Owen Wilson plays Francis, the oldest of three siblings who calls his two brothers, Peter and Jack played (respectively played by Adrien Brody and Jason Schwartzman) to India.  They meet on the train called the Darjeeling Limited with no idea as to Francis’ plans for them.  It turns out they haven’t seen each other in a year, and Francis wants them to reconnect as brothers on a spiritual quest.  However, he also has some other plans for them that he keeps to himself for as long as possible.

Wes Anderson is one of those creators that I prize.  He brings a unique vision to his projects that I both revere and respect, no matter what the subject matter or presentation.  The Darjeeling Limited was equal parts funny and dramatic, but it was never laugh-out-loud, nor did it bring a tear to your eye.  At times, though, it had you on the verge of both.

Furthermore, it delved into the relationships between brothers and delivered dialogue and ridiculous situations that, while certainly “Anderson” in nature, were still relatable to anyone with a brother.

The quiet interpretations of such outrageous characters by Wilson, Brody, and Schwartzman made me love them and, at times, detest them.  Really, though, isn’t that what real life is like with people? 

I’d like to say that Schwartzman is always wonderful, Owen presented himself as the actor I wish he always was, and Brody was a fine addition to the Anderson universe.  We’ve seen Schwartzman and Wilson with Anderson before, so I knew they’d knock it out of the park with his direction, but Brody was a pleasant surprise.  He played both the most grounded and troubled of the brothers, and that’s saying something.  There were also some special appearances by Anderson’s favorites that I won’t spoil for you.

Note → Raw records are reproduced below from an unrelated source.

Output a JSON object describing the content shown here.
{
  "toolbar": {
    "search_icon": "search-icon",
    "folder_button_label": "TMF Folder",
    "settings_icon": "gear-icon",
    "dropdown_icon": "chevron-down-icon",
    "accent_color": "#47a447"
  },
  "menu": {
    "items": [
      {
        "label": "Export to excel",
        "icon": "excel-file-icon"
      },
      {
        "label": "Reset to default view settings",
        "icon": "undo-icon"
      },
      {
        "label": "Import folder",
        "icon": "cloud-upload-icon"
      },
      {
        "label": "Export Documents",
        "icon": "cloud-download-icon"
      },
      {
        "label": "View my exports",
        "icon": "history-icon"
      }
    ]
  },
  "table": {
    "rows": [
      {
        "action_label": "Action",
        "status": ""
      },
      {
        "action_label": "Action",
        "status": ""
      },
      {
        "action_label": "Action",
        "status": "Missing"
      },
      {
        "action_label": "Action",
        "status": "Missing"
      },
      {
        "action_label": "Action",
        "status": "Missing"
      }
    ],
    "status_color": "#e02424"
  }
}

A pleasant surprise on the DVD was the inclusion of the short film, Hotel Chevalier.  Roughly ten minutes, it serves as a prequel of sorts to The Darjeeling Limited and fleshes out some of Jason Schwartzman’s character and that of his ex-girlfriend played by Natalie Portman.  It’s not totally necessary to understand The Darjeeling Limited, but it does help the film make a bit more sense in terms of some references.

If you didn’t enjoy any of Wes Anderson’s previous films, there’s no reason to believe you’d like one set in India, primarily on a train, exploring the complex relationship of dysfunctional brothers.  However, while I still consider The Royal Tenenbaums my favorite of his work, The Darjeeling Limited was very cleverly made with delightfully peculiar characters.